U.S. Naivete Could Turn Iran Into Regional Superpower
When Secretary of State John Kerry said Sunday that there might be "ways" Iran could "contribute from the sidelines," "weigh in," or "help the process" in the Syrian peace conference in Montreux, Switzerland, to begin later this month, he apparently thought the mullahs would be flattered.
Predictably, Tehran responded with more contempt of the Great Satan, complaining that "the Islamic Republic of Iran will not accept any proposal which does not respect its dignity."
It is a very old, wise saying that evil begets more evil.
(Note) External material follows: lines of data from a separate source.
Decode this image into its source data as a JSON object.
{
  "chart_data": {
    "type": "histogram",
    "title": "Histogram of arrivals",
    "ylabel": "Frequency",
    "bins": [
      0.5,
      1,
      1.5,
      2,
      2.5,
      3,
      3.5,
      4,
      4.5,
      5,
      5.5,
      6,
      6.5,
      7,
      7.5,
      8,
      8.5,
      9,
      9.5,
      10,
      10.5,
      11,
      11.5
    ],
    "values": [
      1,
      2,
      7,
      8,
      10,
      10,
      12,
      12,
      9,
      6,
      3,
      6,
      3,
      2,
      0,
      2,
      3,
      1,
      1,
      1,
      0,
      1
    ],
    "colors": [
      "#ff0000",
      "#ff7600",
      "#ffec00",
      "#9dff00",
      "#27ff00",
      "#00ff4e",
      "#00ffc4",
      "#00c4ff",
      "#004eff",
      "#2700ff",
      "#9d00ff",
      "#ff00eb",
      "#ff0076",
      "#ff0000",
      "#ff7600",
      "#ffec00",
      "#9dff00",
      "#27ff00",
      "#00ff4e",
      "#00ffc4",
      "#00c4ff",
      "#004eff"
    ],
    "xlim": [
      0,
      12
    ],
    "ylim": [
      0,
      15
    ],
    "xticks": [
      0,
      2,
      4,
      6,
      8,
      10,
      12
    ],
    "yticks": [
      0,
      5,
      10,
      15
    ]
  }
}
Kerry, in signing in blood a pact with the devil seeking to appease Iran out of its nuclear program, seems to think he might as well have the devil check his blood's cholesterol level while he's at it.
Since we're on such smiling terms with Iran in Geneva, why not have Tehran help out with their friends in Syria, Kerry's thinking seems to be.
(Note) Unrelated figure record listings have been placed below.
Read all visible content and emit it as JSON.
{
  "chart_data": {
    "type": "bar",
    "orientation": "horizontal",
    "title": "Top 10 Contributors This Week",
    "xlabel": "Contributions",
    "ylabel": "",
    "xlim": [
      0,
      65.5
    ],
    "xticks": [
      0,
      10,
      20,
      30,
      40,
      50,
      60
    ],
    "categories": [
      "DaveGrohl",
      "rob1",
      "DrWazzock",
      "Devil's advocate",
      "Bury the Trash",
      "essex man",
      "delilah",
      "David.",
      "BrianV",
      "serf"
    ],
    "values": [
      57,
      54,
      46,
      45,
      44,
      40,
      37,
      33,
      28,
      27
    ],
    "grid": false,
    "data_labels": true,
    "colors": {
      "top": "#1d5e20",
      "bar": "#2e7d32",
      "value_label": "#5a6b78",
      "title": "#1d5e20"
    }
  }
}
The New York Times' Tehran correspondent even told us Tuesday that America and Iran "find themselves on the same side of a range of regional issues" as they are "drawn together by their mutual opposition to" common enemies, such as Sunni insurgencies in places like Afghanistan, Iraq, Lebanon, Syria and Yemen.
We'll soon be the best of friends, apparently.
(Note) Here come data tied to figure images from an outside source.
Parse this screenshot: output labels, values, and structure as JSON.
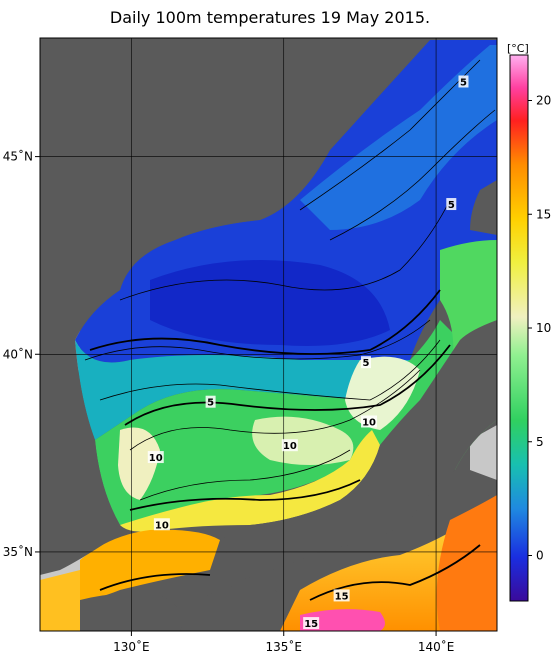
{
  "title": "Daily 100m temperatures 19 May 2015.",
  "colorbar": {
    "unit": "[°C]",
    "ticks": [
      {
        "value": 0,
        "label": "0"
      },
      {
        "value": 5,
        "label": "5"
      },
      {
        "value": 10,
        "label": "10"
      },
      {
        "value": 15,
        "label": "15"
      },
      {
        "value": 20,
        "label": "20"
      }
    ],
    "min": -2,
    "max": 22
  },
  "axes": {
    "lon_ticks": [
      {
        "value": 130,
        "label": "130˚E"
      },
      {
        "value": 135,
        "label": "135˚E"
      },
      {
        "value": 140,
        "label": "140˚E"
      }
    ],
    "lat_ticks": [
      {
        "value": 35,
        "label": "35˚N"
      },
      {
        "value": 40,
        "label": "40˚N"
      },
      {
        "value": 45,
        "label": "45˚N"
      }
    ],
    "lon_range": [
      127,
      142
    ],
    "lat_range": [
      33,
      48
    ]
  },
  "contour_labels": [
    {
      "text": "5",
      "lon": 140.9,
      "lat": 46.9
    },
    {
      "text": "5",
      "lon": 140.5,
      "lat": 43.8
    },
    {
      "text": "5",
      "lon": 137.7,
      "lat": 39.8
    },
    {
      "text": "5",
      "lon": 132.6,
      "lat": 38.8
    },
    {
      "text": "10",
      "lon": 130.8,
      "lat": 37.4
    },
    {
      "text": "10",
      "lon": 135.2,
      "lat": 37.7
    },
    {
      "text": "10",
      "lon": 137.8,
      "lat": 38.3
    },
    {
      "text": "10",
      "lon": 131.0,
      "lat": 35.7
    },
    {
      "text": "15",
      "lon": 136.9,
      "lat": 33.9
    },
    {
      "text": "15",
      "lon": 135.9,
      "lat": 33.2
    }
  ]
}
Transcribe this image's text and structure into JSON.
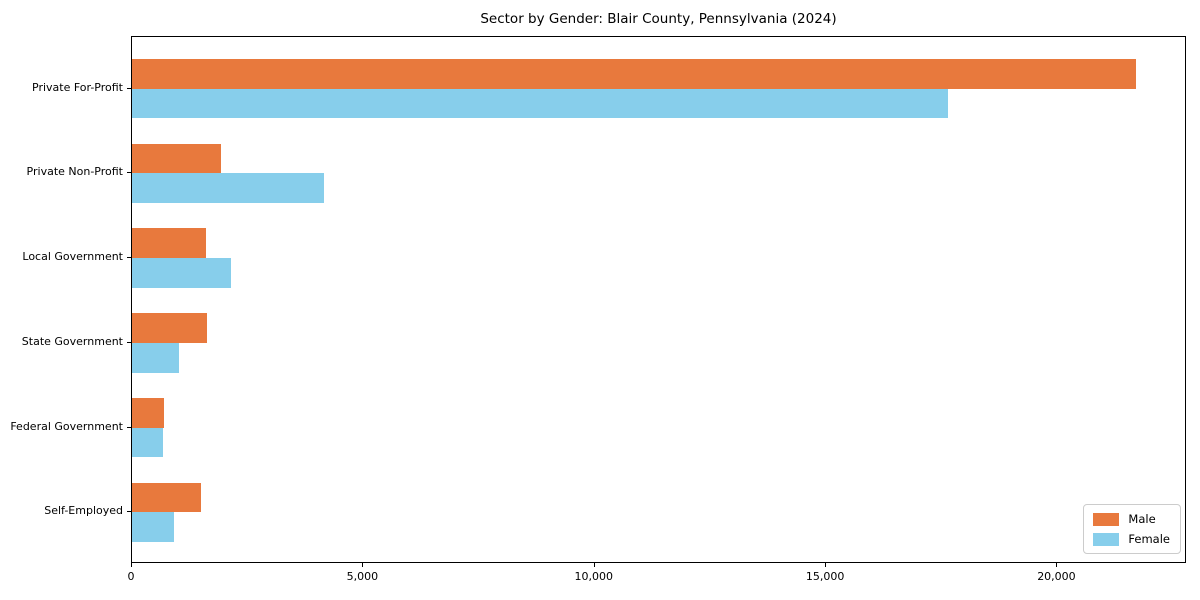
{
  "chart_data": {
    "type": "bar",
    "orientation": "horizontal",
    "title": "Sector by Gender: Blair County, Pennsylvania (2024)",
    "categories": [
      "Private For-Profit",
      "Private Non-Profit",
      "Local Government",
      "State Government",
      "Federal Government",
      "Self-Employed"
    ],
    "series": [
      {
        "name": "Male",
        "color": "#E8793D",
        "values": [
          21700,
          1930,
          1610,
          1620,
          690,
          1490
        ]
      },
      {
        "name": "Female",
        "color": "#87CEEB",
        "values": [
          17630,
          4160,
          2150,
          1010,
          670,
          900
        ]
      }
    ],
    "xlabel": "",
    "ylabel": "",
    "xlim": [
      0,
      22800
    ],
    "xticks": [
      0,
      5000,
      10000,
      15000,
      20000
    ],
    "xtick_labels": [
      "0",
      "5,000",
      "10,000",
      "15,000",
      "20,000"
    ],
    "grid": false,
    "legend": {
      "position": "lower right",
      "entries": [
        "Male",
        "Female"
      ]
    }
  }
}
President Obama, whose unfounded self-confidence in his diplomatic acumen dates back to early in his campaign, must now be more full of himself than ever.
The Iran nuclear problem is not only proving easy as pie; they'll be helping us with other Mideast problems that until the Obama era were insurmountable.
If it all seems too good to be true, that's because it's far worse than you think.
In grousing that Kerry's suggestion "does not respect its dignity," the Iranians are upping the ante. We won't "contribute from the sidelines" like some second-rate power, they're telling Kerry and Obama; but if you invite us to become the player on the Syrian negotiations, we might very well be happy to help ourselves to that.
The devious and globally ambitious Russian ruler Vladimir Putin was the one who, at Kerry's suggestion, got the Syria negotiations going. And Russia over many years, after all, built Iran's nuclear program.
It would be an exercise in black comedy to wonder who is more eager to reduce the influence and prestige of the world's lone superpower: Moscow or Tehran?